人気急上昇中の腕時計ブランド「ブランパン」を指揮するCEOマーク A.ハイエック氏にカンヌで聞いたフィフティ ファゾムス70周年への想い
9月24日、筆者はフランス・カンヌにいた。目的は、スイスの高級時計ブランド【ブランパン】の定番ダイバーズウオッチ「フィフティ ファゾムス」の70周年イベントを見届けるためだ。そのイベントに付随して、CEOのマーク A.ハイエック氏に話を聞くことができた。世界中から関係者を呼ぶほどの大規模なイベントを行った意義やブランパン オーシャン コミットメントへの考えを尋ねた。
フィフティ ファゾムスの過去/現在/未来を表した三部作
–2023年はフィフティ ファゾムスの誕生70周年ということで、昨晩(インタビューはイベント翌日に実施)記念モデルの最後を飾るAct3を披露されました。1月のフィフティ ファゾムス70周年記念 Act1から始まる3部作にはどのような意図があったのでしょうか? フィフティ ファゾムス70周年記念 Act1は20年前、私が着任したばかりのときにブランパンが発表したモデルにインスピレーションを受けたものです。実は、2003年に社長兼CEOになるまで私はフィフティ ファゾムスのことを知りませんでした。ブランドのアーカイブを調べてこれを見つけたときには、「ぜひ復活させなければ」と思いました。当時、世界の地域にちなんだシリーズ1/2/3という3本で展開したので、今年のAct1も同様の展開にしています。
ブランパンは、「アール・ド・ヴィーヴル(=暮らしの芸術)」の活動にも取り組んでおり、ミシュランガイドなど食文化の関連団体ともつながりが深い。イベントでは、3つ星レストランL’Oustau de Baumanièreのシェフ/グレン・ビエル氏(左)、2つ星レストランのオーナーシェフ/クリストファー・クータンソー氏(右)がマーク A.ハイエック氏(中)と共にAct3のアンヴェールを行った。(C)BLANCPAIN –リリースを受け取った際にオンライン限定とありましたが、受付開始から瞬く間に完売しましたよね。それから間もなく2月にAct2を発表しました。WATCHNAVIもありがたいことに日本からは唯一、ランギロア島での発表を取材させていただきました。 Act2については、今後より多くのダイバーが求めると思われる機能を開発しました。
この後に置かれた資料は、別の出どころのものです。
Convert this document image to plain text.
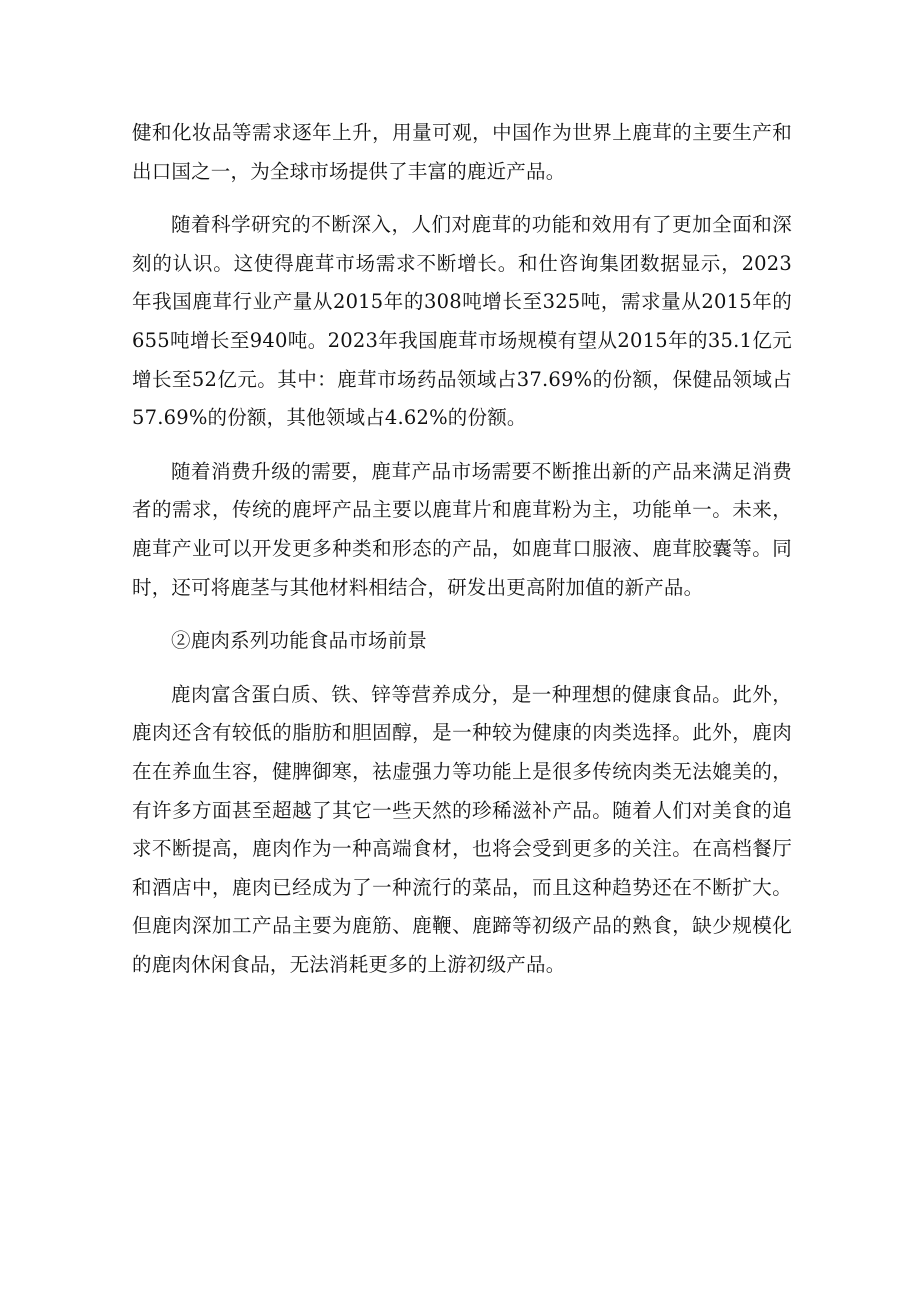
健和化妆品等需求逐年上升，用量可观，中国作为世界上鹿茸的主要生产和出口国之一，为全球市场提供了丰富的鹿近产品。

随着科学研究的不断深入，人们对鹿茸的功能和效用有了更加全面和深刻的认识。这使得鹿茸市场需求不断增长。和仕咨询集团数据显示，2023年我国鹿茸行业产量从2015年的308吨增长至325吨，需求量从2015年的655吨增长至940吨。2023年我国鹿茸市场规模有望从2015年的35.1亿元增长至52亿元。其中：鹿茸市场药品领域占37.69%的份额，保健品领域占57.69%的份额，其他领域占4.62%的份额。

随着消费升级的需要，鹿茸产品市场需要不断推出新的产品来满足消费者的需求，传统的鹿坪产品主要以鹿茸片和鹿茸粉为主，功能单一。未来，鹿茸产业可以开发更多种类和形态的产品，如鹿茸口服液、鹿茸胶囊等。同时，还可将鹿茎与其他材料相结合，研发出更高附加值的新产品。

②鹿肉系列功能食品市场前景

鹿肉富含蛋白质、铁、锌等营养成分，是一种理想的健康食品。此外，鹿肉还含有较低的脂肪和胆固醇，是一种较为健康的肉类选择。此外，鹿肉在在养血生容，健脾御寒，祛虚强力等功能上是很多传统肉类无法媲美的，有许多方面甚至超越了其它一些天然的珍稀滋补产品。随着人们对美食的追求不断提高，鹿肉作为一种高端食材，也将会受到更多的关注。在高档餐厅和酒店中，鹿肉已经成为了一种流行的菜品，而且这种趋势还在不断扩大。但鹿肉深加工产品主要为鹿筋、鹿鞭、鹿蹄等初级产品的熟食，缺少规模化的鹿肉休闲食品，无法消耗更多的上游初级产品。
ランギロア島で体験していただいたように、今は「リブリーザー(※)」を使えばゆうに1時間以上の潜水が可能になります。そうしたダイビングツールの進化を受け、「フィフティ ファゾムス70周年記念 Act2 テック ゴンベッサ」では3時間の潜水時間を測れるようにしたのです。一方でいまはまだリブリーザーが広く浸透していないこともあり、必要とする人は少ないだろうと思っていました。正直に言って「これほどは売れないだろう」と。 ※リブリーザー=閉鎖式(または半閉鎖式)で呼吸を循環させる装置のこと。